According to evidence presented at trial, between October 2009 and October 2013, Seleznev hacked into retail point-of-sale systems and installed malicious software (malware) that allowed him to steal millions of credit card numbers from more than 500 U.S. businesses and send the data to servers that he controlled in Russia, the Ukraine and McLean, Virginia.
Seleznev then bundled the credit card information into groups called “bases” and sold the information on various criminal “carding” websites to buyers who used them for fraudulent purchases, according to evidence introduced during the trial of this case.
Many of the businesses targeted by Seleznev were small businesses, and included restaurants and pizza parlors in Western Washington, including Broadway Grill in Seattle, which was forced into bankruptcy following the cyber assault.
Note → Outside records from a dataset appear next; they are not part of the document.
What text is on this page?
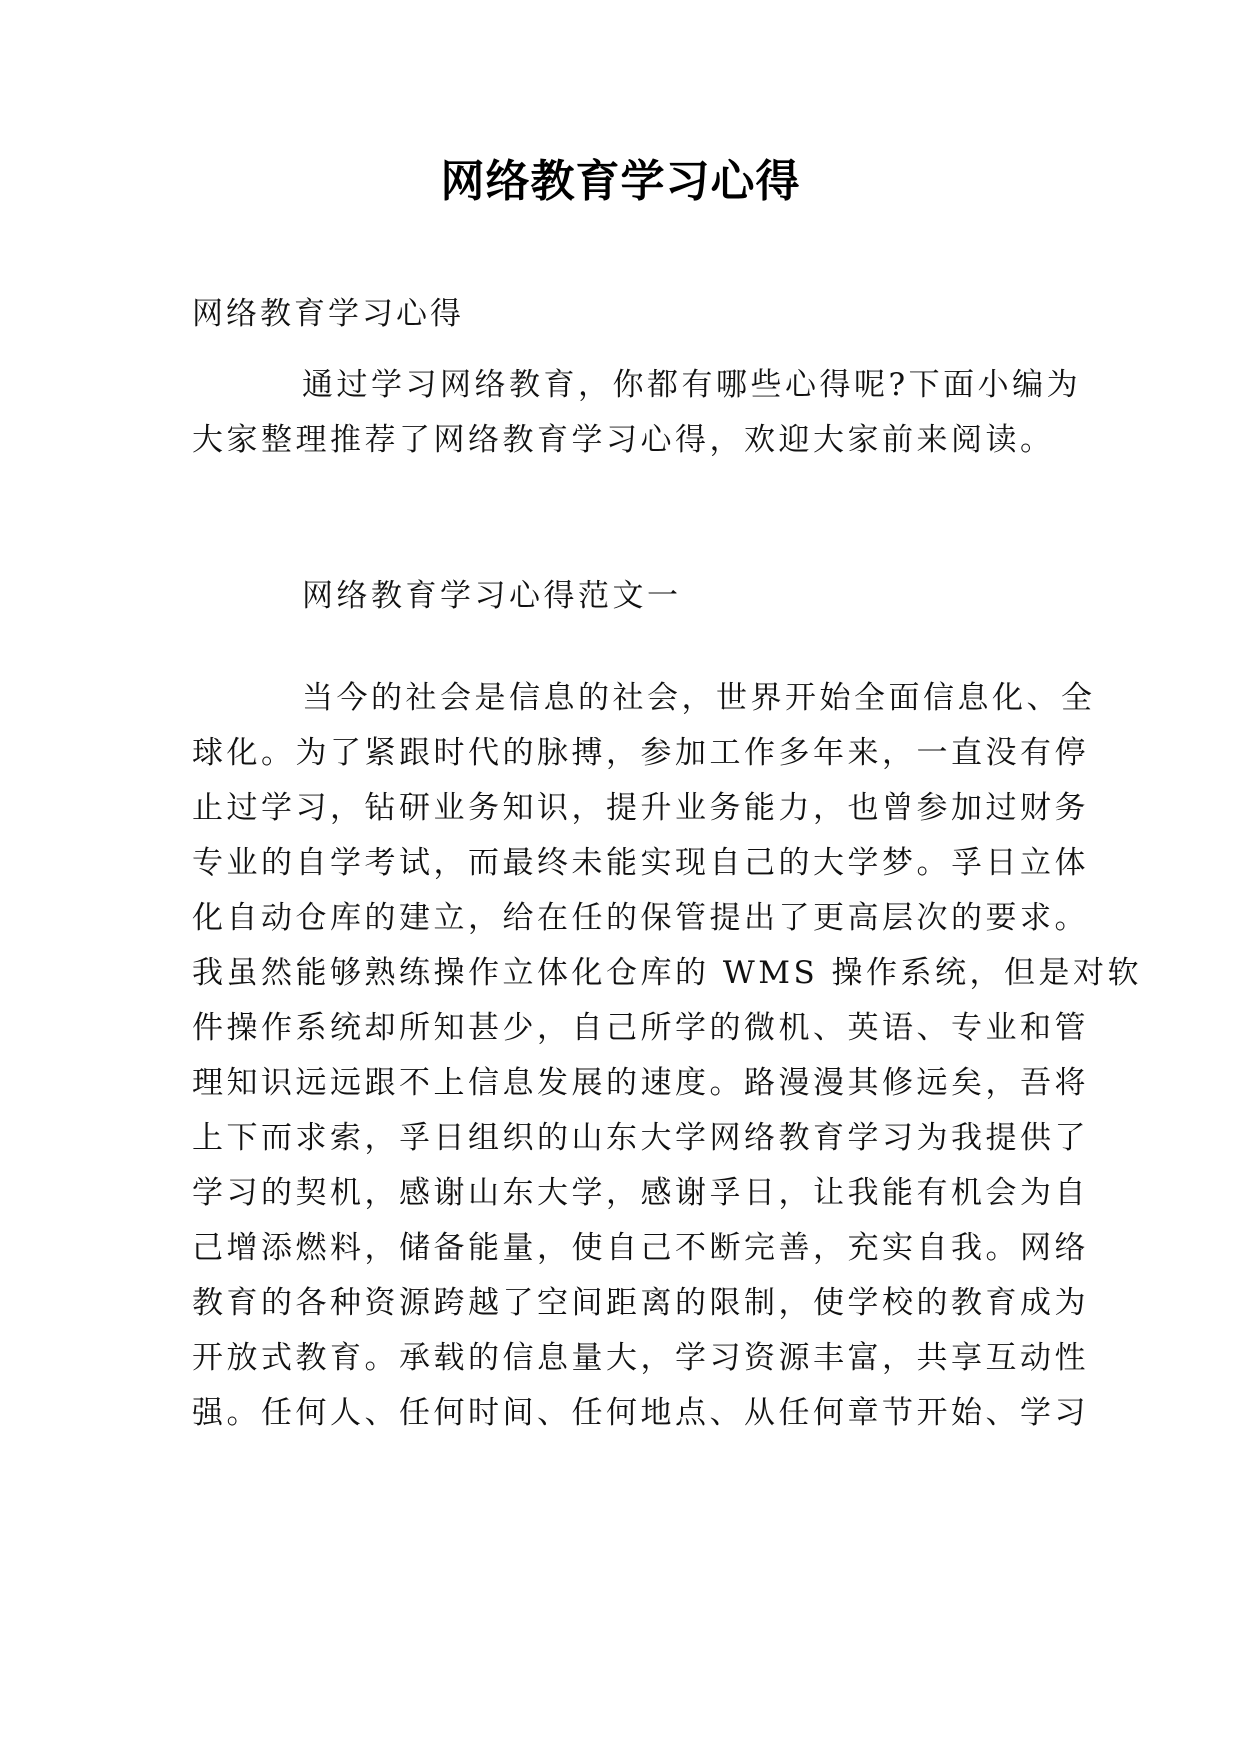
网络教育学习心得
网络教育学习心得
通过学习网络教育，你都有哪些心得呢?下面小编为
大家整理推荐了网络教育学习心得，欢迎大家前来阅读。
网络教育学习心得范文一
当今的社会是信息的社会，世界开始全面信息化、全
球化。为了紧跟时代的脉搏，参加工作多年来，一直没有停
止过学习，钻研业务知识，提升业务能力，也曾参加过财务
专业的自学考试，而最终未能实现自己的大学梦。孚日立体
化自动仓库的建立，给在任的保管提出了更高层次的要求。
我虽然能够熟练操作立体化仓库的 WMS 操作系统，但是对软
件操作系统却所知甚少，自己所学的微机、英语、专业和管
理知识远远跟不上信息发展的速度。路漫漫其修远矣，吾将
上下而求索，孚日组织的山东大学网络教育学习为我提供了
学习的契机，感谢山东大学，感谢孚日，让我能有机会为自
己增添燃料，储备能量，使自己不断完善，充实自我。网络
教育的各种资源跨越了空间距离的限制，使学校的教育成为
开放式教育。承载的信息量大，学习资源丰富，共享互动性
强。任何人、任何时间、任何地点、从任何章节开始、学习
Testimony at trial revealed that Seleznev’s scheme caused approximately 3,700 financial institutions more than $169 million in losses.
Seleznev was taken into custody in July 2014 in the Maldives, and the laptop in his custody at that time contained more than 1.7 million stolen credit card numbers, including some from businesses in Western Washington.
The laptop also contained additional evidence linking Seleznev to the servers, email accounts and financial transactions involved in the scheme. Evidence presented at trial showed that Seleznev earned tens of millions of dollars from his criminal activity.
Seleznev was convicted on Aug. 25, 2016, of 10 counts of wire fraud, eight counts of intentional damage to a protected computer, nine counts of obtaining information from a protected computer, nine counts of possession of 15 or more unauthorized access devices and two counts of aggravated identity theft.
“Crime has no borders,” said Seattle Police Chief Kathleen O’Toole. “This individual is responsible for defrauding victims out of millions of dollars in Seattle alone, and we are proud to work with our federal partners to bring him to justice.”
Seleznev is also charged in a separate indictment in the District of Nevada with participating in a racketeer influenced corrupt organization (RICO) and conspiracy to engage in a racketeer influenced corrupt organization, as well as two counts of possession of 15 or more counterfeit and unauthorized access devices.
Additionally, Seleznev is charged in the Northern District of Georgia with conspiracy to commit bank fraud, one count of bank fraud and four counts of wire fraud.
He is presumed innocent in these crimes unless proven guilty.